McCarthy’s House Resolution 1600, dubbed the RAILWAY Act — Repurposing Assets to Increase Long-term Water Availability and Yield — proposes to reclaim $3.5 billion that had been earmarked for California high-speed rail. It would shift that money toward projects outlined in 2016’s bipartisan Water Infrastructure Improvements for the Nation Act.

The WIIN Act, which McCarthy co-sponsored, advanced but did not fully fund the Shasta Dam and Reservoir Enlargement Project, the Sites Reservoir Storage Project, the Upper San Joaquin River Basin Storage Project, the Los Vaqueros Reservoir Phase 2 Expansion Project and repairs to the Friant-Kern Canal.

Together, those projects would add an estimated 5 million acre-feet to California’s water storage capacity. (One acre-foot is enough to cover an acre of land with 1 foot of water.)

REDIRECTING FEDERAL DOLLARS

Some of the money for HR 1600 would come from the Federal Railway Authority’s efforts to take back $929 million it had dedicated for the state rail project but which has not been spent. The rest, $2.5 billion, is spent bullet-train money California might have to pay back to the federal government.

Infrastructure work proposed in both bills is seen as vital to the valley because it would improve access to clean drinking water and make more irrigation water available for agriculture in drought years.

“The RAILWAY Act builds on the success of the WIIN Act by continuing to increase California’s drought resiliency and helping ensure our communities, families and farmers have access to life-sustaining water,” McCarthy said in a news release Thursday.

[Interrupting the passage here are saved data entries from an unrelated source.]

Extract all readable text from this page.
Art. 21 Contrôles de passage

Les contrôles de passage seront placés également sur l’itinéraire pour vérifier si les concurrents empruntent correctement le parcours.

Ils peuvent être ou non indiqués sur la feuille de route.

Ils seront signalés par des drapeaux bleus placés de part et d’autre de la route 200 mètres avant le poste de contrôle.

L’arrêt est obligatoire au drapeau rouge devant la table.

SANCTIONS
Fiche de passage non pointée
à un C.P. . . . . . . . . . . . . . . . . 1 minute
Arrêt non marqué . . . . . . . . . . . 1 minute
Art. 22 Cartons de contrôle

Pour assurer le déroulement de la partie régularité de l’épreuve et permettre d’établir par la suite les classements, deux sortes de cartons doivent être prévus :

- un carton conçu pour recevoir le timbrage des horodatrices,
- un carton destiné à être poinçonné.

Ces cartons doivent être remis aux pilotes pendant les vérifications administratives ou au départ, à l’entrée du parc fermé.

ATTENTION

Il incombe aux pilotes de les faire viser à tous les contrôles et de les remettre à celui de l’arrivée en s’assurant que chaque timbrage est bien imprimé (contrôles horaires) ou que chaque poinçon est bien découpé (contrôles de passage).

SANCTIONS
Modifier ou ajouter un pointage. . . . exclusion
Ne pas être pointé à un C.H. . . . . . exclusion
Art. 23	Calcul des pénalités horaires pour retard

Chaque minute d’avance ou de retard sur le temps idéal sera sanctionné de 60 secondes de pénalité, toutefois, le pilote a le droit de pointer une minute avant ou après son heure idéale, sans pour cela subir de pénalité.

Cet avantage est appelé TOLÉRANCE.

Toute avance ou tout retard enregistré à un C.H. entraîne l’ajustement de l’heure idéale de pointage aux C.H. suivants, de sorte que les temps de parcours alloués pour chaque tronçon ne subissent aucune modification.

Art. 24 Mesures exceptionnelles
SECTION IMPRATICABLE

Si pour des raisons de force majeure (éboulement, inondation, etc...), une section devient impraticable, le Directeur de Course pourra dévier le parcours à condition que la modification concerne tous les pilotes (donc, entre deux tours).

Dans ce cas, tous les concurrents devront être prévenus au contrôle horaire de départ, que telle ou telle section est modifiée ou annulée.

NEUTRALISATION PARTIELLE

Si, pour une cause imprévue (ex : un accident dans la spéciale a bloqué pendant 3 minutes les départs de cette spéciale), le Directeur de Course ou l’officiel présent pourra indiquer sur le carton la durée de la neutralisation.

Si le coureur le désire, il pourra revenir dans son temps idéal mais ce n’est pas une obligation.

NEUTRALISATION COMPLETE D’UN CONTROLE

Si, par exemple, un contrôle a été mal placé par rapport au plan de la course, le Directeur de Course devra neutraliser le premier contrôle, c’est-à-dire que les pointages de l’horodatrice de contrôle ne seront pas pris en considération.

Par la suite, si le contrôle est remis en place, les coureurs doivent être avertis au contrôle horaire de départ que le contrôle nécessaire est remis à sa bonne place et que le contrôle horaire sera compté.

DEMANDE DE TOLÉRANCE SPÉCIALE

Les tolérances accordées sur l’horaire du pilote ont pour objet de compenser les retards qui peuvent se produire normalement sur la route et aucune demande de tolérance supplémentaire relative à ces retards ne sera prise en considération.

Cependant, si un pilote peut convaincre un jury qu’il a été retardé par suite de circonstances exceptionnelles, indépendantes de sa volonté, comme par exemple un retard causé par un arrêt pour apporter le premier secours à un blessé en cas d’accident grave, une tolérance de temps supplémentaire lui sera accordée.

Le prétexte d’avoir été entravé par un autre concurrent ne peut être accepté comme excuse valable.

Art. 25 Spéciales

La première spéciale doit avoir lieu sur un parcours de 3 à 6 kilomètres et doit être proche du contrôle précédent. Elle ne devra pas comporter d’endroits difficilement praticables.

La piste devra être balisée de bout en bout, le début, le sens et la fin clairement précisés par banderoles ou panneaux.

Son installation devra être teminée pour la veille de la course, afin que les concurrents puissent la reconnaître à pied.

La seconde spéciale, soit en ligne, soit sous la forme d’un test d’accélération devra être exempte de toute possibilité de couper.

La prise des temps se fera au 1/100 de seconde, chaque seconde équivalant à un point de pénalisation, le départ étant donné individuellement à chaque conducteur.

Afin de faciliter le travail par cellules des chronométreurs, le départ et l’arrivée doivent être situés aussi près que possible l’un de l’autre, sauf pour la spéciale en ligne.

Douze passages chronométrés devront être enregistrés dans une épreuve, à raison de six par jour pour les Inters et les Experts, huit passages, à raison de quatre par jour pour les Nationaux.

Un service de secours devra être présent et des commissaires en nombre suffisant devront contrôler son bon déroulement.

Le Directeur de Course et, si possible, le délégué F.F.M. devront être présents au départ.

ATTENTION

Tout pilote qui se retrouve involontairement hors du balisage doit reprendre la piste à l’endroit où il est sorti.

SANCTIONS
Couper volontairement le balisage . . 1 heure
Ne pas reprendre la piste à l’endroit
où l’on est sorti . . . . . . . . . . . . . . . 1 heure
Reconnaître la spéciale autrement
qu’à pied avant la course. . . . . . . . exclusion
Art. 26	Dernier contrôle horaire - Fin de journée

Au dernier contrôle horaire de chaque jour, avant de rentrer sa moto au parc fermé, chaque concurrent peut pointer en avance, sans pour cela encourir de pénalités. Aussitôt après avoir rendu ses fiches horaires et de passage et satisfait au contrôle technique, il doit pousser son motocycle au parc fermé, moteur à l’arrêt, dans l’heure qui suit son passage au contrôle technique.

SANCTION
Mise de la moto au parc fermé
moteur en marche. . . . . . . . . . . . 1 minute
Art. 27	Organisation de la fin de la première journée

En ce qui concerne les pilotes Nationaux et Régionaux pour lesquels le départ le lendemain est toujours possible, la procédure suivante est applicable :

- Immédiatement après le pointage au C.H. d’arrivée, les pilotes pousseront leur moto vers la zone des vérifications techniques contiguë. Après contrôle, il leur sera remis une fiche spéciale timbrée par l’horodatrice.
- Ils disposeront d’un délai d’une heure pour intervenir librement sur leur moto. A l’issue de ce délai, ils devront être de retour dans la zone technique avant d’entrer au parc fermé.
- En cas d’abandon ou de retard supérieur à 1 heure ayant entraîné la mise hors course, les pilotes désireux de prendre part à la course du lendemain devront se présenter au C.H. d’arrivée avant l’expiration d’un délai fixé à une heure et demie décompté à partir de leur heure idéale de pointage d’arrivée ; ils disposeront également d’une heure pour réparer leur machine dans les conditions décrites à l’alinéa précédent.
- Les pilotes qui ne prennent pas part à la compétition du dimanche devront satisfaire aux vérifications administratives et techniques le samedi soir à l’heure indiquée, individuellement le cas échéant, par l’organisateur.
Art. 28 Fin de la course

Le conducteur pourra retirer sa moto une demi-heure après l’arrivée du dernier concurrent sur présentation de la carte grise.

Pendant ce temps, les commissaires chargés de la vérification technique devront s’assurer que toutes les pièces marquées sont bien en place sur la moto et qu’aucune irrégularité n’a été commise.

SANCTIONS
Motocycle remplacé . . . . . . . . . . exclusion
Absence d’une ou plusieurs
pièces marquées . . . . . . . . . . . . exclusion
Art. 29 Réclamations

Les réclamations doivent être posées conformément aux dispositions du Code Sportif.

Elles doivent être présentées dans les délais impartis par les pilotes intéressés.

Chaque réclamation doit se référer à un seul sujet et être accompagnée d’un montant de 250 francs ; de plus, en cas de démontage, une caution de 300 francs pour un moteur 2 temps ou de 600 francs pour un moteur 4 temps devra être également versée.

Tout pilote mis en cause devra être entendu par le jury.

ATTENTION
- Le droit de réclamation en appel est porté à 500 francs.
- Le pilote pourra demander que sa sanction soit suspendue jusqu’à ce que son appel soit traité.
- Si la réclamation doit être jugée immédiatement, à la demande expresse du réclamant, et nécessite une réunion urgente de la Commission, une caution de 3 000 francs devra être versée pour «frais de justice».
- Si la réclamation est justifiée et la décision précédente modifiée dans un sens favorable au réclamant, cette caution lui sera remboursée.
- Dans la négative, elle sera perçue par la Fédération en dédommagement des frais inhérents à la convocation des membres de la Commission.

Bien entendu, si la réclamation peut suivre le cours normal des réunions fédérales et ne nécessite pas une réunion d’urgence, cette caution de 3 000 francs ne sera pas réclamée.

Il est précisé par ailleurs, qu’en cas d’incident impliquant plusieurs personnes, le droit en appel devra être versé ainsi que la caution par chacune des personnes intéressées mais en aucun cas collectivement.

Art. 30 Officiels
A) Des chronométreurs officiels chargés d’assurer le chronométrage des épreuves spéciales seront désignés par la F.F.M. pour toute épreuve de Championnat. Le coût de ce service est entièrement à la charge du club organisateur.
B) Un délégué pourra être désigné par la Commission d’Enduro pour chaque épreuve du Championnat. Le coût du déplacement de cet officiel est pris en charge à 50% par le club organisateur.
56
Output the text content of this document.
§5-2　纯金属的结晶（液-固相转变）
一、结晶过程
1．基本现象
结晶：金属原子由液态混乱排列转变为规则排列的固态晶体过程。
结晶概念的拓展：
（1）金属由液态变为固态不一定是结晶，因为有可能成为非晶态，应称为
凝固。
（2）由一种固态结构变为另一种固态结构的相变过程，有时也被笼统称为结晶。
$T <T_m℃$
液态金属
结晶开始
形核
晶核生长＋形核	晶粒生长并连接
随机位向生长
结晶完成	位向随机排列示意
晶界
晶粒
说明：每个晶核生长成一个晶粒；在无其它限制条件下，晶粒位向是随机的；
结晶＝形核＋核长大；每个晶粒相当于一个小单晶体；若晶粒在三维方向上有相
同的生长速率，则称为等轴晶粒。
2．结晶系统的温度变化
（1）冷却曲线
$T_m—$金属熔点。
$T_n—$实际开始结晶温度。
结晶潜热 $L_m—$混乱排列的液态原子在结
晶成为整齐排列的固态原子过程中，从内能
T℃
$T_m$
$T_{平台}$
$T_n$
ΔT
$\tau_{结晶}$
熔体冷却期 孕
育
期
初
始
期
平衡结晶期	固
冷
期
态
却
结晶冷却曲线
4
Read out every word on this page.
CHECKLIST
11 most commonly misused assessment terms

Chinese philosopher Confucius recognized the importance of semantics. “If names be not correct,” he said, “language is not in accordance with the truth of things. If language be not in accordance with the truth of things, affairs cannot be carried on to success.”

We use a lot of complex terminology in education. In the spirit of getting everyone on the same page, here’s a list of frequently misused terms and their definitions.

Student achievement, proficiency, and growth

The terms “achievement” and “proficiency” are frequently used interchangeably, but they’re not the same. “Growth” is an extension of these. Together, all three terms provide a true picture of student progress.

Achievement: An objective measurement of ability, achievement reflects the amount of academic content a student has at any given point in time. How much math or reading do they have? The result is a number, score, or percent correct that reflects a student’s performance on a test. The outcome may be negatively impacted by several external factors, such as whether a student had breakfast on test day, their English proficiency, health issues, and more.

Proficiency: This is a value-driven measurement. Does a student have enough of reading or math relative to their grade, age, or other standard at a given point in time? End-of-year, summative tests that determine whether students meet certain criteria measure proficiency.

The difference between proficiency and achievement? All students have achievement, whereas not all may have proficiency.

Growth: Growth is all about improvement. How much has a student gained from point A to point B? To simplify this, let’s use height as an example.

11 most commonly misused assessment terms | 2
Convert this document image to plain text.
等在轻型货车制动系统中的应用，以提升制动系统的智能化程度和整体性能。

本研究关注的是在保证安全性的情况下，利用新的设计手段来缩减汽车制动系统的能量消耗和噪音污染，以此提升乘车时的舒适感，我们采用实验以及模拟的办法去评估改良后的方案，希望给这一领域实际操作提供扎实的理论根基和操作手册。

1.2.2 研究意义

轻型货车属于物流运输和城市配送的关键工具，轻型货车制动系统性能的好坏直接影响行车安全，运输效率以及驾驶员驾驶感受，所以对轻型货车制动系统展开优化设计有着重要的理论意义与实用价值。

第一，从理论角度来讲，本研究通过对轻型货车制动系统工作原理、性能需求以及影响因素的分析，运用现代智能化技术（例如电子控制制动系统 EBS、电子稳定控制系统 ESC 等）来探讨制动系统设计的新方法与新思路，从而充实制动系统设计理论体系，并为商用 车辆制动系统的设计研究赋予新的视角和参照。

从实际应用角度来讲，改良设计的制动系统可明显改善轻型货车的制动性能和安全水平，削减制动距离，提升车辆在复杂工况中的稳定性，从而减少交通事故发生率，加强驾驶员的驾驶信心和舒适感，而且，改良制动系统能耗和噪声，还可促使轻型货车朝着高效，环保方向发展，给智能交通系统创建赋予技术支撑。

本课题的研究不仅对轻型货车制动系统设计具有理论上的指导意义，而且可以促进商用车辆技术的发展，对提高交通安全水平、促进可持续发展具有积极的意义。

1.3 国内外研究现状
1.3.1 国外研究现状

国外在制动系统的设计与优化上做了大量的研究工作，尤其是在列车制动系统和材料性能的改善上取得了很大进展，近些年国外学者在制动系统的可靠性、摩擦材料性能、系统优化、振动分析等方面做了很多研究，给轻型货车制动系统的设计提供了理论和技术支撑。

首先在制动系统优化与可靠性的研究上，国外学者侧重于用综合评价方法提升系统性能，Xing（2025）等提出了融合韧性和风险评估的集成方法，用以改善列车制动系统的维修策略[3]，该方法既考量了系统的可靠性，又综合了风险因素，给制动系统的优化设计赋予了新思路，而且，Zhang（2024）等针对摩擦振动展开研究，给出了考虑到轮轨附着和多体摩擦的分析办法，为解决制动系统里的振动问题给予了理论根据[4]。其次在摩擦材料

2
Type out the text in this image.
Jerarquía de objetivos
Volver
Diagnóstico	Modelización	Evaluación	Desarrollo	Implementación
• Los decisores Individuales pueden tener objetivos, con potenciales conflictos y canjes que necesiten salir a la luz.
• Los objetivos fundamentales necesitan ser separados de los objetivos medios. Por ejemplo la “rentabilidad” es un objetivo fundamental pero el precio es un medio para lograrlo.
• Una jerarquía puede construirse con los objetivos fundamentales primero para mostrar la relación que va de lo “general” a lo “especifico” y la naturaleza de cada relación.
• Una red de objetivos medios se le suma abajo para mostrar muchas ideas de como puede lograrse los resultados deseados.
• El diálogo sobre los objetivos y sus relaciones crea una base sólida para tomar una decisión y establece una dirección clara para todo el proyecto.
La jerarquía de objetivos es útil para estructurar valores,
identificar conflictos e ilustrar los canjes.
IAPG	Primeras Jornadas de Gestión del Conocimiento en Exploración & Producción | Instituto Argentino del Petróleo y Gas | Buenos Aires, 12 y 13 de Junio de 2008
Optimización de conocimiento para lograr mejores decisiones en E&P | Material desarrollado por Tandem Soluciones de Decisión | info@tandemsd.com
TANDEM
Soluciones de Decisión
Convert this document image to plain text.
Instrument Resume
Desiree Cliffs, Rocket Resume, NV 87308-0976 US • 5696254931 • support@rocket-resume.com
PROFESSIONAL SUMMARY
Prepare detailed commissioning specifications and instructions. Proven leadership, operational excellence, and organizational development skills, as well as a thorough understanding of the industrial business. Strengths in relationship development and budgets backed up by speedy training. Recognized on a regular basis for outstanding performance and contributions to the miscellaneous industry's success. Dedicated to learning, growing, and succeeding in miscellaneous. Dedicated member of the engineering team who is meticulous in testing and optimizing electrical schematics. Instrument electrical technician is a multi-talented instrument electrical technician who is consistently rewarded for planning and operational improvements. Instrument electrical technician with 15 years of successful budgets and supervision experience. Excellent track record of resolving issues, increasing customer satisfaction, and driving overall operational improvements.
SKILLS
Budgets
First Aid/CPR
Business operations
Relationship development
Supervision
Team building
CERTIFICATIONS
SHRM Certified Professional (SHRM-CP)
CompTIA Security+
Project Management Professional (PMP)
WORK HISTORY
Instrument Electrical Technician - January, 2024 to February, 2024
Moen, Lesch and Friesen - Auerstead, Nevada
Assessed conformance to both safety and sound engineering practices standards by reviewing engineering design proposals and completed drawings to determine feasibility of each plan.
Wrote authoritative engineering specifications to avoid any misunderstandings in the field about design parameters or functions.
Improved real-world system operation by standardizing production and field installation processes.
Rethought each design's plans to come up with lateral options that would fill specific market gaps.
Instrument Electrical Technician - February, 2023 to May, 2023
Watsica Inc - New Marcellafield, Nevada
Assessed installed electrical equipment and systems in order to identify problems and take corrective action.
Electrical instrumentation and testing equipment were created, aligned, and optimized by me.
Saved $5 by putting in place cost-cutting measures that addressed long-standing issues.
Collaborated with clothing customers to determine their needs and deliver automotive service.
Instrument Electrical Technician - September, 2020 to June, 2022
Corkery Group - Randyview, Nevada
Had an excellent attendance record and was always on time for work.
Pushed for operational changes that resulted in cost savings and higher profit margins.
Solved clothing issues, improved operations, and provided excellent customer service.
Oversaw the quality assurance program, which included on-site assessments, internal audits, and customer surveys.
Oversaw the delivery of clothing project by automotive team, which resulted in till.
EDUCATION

The bill would ensure California receives money that had been set aside for high-speed rail, he said in a phone interview Friday, adding he is unaware of anyone in Washington, D.C., continuing to push for funding the bullet-train project.

“I don’t see it as having much support,” he said.

HALTING BOND SALES

Fong’s Assembly Bill 435, besides redirecting any unspent money left from the $9 billion in bond sale proceeds authorized by California’s voter-approved 2008 rail initiative, would prohibit any additional bond sales to finance the train project.

“It’s time we redirect the funds to critical water storage projects in the Central Valley, which will help everyone in the state,” he said in a news release.

Fong did not return a request for further comment.

POLITICAL SUPPORT

Awareness seems to be growing in Sacramento and Washington that California could use more water storage.

Kiel Weaver, principal deputy assistant secretary for water and science at the U.S. Department of the Interior, told the audience at Thursday’s Kern County Water Summit in Bakersfield that it can be tough convincing members of Congress from other states of California’s water needs — until he tells them much of the nation’s supply of nuts, fruit and vegetables come from the Golden State.

“Duh,” he said. “Without a question we need more water storage.”

“What it’s going to require is everyone sitting down together to do this,” he said, adding President Donald Trump appears committed to building water infrastructure.

AWARENESS IN CALIFORNIA

The need is more evident in Sacramento, said Assemblyman Rudy Salas, D-Bakersfield, but it wasn’t always so. He said one reason awareness has increased is 2014’s Sustainable Groundwater Management Act, which calls for authorities in overdrafted groundwater basins in Kern and elsewhere to bring their use of well water under control.

“I think with SGMA coming around the corner, I think every water district up and down the state … (is) recognizing how dire the need is to have sustainable water infrastructure for our population,” he said.